Con una decisione a sorpresa, almeno negli ambienti esterni allo sport locale, sono stati azzerati i vertici del CONI provinciale e della Scuola Regionale dello Sport.
Dopo 32 anni di incontrastato dominio, Sasà Cintolo, figura di vertice dello sport ragusano, prima a livello di giocatore e poi di dirigente, è stato rimosso dalla carica di delegato provinciale del Coni e di Presidente della Scuola dello Sport.
Ha colpito, ed è stata fonte di illazioni diverse, non solo la decisione improvvisa ma anche la notizia che ci sarebbe una verifica, da parte degli organi nazionali del CONI sulla gestione della Scuola negli ultimi anni.
Sergio D’Antoni, attuale Presidente del CONI siciliano, avrebbe confermato le decisioni e la verifica in corso, tagliando corto sulle motivazioni dei provvedimenti che sarebbero da ascrivere ad una strategia di cambiamento che, chiaramente, non convince nessuno.
Il CONI, a livello nazionale e regionale, è stato sempre un coacervo di interessi e di rivalità che hanno determinato, spesso, la presenza di correnti contrapposte, anche a livello dei singoli comitati provinciali.
A Ragusa, Sasà Cintolo, grazie anche ai suoi sempiterni consensi personali, a livello politico e sportivo, è riuscito a mantenere inalterato un potere assoluto, sempre agghindato dalla condivisione del suo operato in ambito comunale, provinciale, regionale e nazionale.
A lui, e solo a lui si deve la nascita e lo sviluppo della Scuola Regionale di Sport, una delle tre in Italia, che ha gestito assieme ai vertici del CONI siciliano.

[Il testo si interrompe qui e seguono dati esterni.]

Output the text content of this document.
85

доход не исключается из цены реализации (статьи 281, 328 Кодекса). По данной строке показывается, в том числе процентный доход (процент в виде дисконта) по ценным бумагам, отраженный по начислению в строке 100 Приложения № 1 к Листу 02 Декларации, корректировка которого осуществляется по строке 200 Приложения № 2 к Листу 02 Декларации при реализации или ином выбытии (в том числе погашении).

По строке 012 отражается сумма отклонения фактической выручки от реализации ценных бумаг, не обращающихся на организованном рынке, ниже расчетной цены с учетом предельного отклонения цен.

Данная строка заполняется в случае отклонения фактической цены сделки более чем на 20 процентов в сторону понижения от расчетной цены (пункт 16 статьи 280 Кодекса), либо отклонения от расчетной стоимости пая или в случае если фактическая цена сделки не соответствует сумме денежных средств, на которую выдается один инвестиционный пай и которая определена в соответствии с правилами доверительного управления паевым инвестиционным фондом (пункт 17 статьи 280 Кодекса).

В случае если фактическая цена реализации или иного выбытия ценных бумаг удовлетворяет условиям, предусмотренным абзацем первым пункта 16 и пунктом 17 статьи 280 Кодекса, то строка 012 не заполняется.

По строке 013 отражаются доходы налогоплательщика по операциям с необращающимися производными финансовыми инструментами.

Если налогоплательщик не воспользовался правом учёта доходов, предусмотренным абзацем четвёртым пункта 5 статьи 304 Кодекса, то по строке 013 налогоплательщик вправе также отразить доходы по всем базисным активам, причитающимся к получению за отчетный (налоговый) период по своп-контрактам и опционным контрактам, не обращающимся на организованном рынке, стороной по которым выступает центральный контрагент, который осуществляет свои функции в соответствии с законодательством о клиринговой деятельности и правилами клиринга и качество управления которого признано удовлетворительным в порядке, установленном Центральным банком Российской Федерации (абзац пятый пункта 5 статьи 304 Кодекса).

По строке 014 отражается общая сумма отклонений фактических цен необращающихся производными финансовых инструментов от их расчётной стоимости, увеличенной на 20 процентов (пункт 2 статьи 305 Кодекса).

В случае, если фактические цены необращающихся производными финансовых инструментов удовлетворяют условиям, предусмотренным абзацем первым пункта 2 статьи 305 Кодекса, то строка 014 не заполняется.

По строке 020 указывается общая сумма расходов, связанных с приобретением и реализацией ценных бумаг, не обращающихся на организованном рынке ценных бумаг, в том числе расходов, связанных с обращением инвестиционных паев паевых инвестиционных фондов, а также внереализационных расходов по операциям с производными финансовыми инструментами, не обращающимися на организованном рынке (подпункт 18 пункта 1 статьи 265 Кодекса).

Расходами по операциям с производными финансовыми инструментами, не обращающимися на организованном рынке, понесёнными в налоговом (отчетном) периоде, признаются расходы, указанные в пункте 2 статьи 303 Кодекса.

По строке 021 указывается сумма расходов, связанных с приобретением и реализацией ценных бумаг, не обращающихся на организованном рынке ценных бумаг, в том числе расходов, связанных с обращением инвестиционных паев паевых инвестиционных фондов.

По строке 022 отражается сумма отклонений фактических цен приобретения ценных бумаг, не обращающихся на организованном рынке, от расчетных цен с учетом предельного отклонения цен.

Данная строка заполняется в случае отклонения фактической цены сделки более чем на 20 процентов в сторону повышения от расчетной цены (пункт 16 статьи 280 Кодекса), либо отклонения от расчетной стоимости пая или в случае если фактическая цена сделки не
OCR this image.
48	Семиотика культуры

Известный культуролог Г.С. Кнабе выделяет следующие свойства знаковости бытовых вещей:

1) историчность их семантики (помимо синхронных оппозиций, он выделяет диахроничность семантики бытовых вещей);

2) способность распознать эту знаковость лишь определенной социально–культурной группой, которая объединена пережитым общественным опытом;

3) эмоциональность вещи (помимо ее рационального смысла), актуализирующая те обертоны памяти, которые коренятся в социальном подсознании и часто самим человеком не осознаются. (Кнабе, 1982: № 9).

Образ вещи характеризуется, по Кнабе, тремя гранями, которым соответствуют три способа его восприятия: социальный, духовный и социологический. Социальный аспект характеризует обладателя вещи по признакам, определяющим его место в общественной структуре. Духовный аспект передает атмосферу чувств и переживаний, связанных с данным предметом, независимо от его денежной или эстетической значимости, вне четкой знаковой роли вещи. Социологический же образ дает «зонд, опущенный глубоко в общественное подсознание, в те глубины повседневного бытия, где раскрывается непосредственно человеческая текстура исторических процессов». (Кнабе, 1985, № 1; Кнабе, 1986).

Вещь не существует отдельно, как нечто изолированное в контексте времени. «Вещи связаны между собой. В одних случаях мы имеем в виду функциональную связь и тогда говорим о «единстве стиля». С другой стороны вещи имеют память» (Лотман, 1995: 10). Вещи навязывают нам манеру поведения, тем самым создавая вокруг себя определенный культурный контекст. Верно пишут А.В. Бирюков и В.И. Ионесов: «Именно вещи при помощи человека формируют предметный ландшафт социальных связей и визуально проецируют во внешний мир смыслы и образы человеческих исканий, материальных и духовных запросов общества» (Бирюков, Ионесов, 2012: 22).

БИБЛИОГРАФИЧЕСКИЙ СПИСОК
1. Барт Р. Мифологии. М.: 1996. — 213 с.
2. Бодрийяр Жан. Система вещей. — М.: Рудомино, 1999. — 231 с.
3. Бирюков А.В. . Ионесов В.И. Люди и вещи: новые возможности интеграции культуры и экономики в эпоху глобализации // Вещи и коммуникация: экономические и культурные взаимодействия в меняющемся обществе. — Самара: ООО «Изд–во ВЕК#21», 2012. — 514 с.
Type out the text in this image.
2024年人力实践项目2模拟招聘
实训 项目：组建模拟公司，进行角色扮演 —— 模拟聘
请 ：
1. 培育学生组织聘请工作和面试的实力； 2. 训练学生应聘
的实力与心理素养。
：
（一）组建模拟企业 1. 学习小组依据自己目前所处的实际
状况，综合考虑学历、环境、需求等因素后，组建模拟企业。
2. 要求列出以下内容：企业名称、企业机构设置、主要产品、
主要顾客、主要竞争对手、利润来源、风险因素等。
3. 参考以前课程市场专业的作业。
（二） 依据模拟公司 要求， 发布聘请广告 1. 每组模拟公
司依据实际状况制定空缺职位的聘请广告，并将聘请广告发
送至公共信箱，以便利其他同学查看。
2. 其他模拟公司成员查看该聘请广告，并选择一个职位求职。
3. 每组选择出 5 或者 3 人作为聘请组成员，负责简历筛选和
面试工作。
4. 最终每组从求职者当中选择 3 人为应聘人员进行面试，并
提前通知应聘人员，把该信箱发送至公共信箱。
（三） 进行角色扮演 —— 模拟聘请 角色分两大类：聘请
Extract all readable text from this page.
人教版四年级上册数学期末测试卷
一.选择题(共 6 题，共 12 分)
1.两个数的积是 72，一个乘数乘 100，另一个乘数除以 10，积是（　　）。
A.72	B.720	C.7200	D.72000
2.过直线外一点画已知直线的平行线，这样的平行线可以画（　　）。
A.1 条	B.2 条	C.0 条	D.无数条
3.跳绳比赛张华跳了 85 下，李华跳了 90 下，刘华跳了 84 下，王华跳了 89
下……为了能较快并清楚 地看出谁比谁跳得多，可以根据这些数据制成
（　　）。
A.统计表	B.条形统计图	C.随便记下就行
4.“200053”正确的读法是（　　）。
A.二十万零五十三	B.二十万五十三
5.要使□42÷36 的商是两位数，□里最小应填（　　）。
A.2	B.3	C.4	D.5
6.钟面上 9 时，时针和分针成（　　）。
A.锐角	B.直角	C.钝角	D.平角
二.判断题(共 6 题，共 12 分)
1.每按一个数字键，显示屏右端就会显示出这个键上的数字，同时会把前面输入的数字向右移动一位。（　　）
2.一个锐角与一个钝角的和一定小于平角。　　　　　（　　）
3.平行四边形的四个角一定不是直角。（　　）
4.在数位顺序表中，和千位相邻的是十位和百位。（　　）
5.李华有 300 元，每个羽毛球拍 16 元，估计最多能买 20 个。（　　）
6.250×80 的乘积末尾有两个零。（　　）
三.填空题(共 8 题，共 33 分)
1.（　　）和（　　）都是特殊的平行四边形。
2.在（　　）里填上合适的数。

Al momento non si hanno maggiori particolari sulle cause dei provvedimenti, ma si può pensare, per le modalità, che vadano inquadrati nel contesto delle normali lotte di potere che sono di casa all’interno del CONI.
Qui, nella fattispecie, sembra che ci troviamo dinanzi a uno scontro fra vecchie cariatidi della politica di prima e seconda repubblica. Al riguardo sarà da verificare la posizione sulla questione del maestro Scarso di Modica, uno dei vice presidenti nazionali del CONI.
Sasà Cintolo ha paventato il rischio che la Scuola possa essere obiettivo di programmi che ne vorrebbero spostare la sede a Palermo, considerato che c’è di mezzo un modicano non è desueto pensare che la vogliano spostare nella città della Contea o, quantomeno, assumerne il controllo.
Al di là dei controlli sulla gestione, potrebbe anche risultare una normale operazione di rinnovamento dei vertici, anche, se, ripetiamo, le modalità inusuali fanno intravedere scenari diversi.
Cintolo ha intanto convocato una conferenza stampa per la tarda mattinata di martedì 1 marzo, presso la sede della CNA di Ragusa.
Logico pensare che, anche alla luce del paventato trasferimento della Scuola venga mobilitata la politica locale e i relativi riferimenti regionali e nazionali, per tutelare gli interessi della città sulla questione.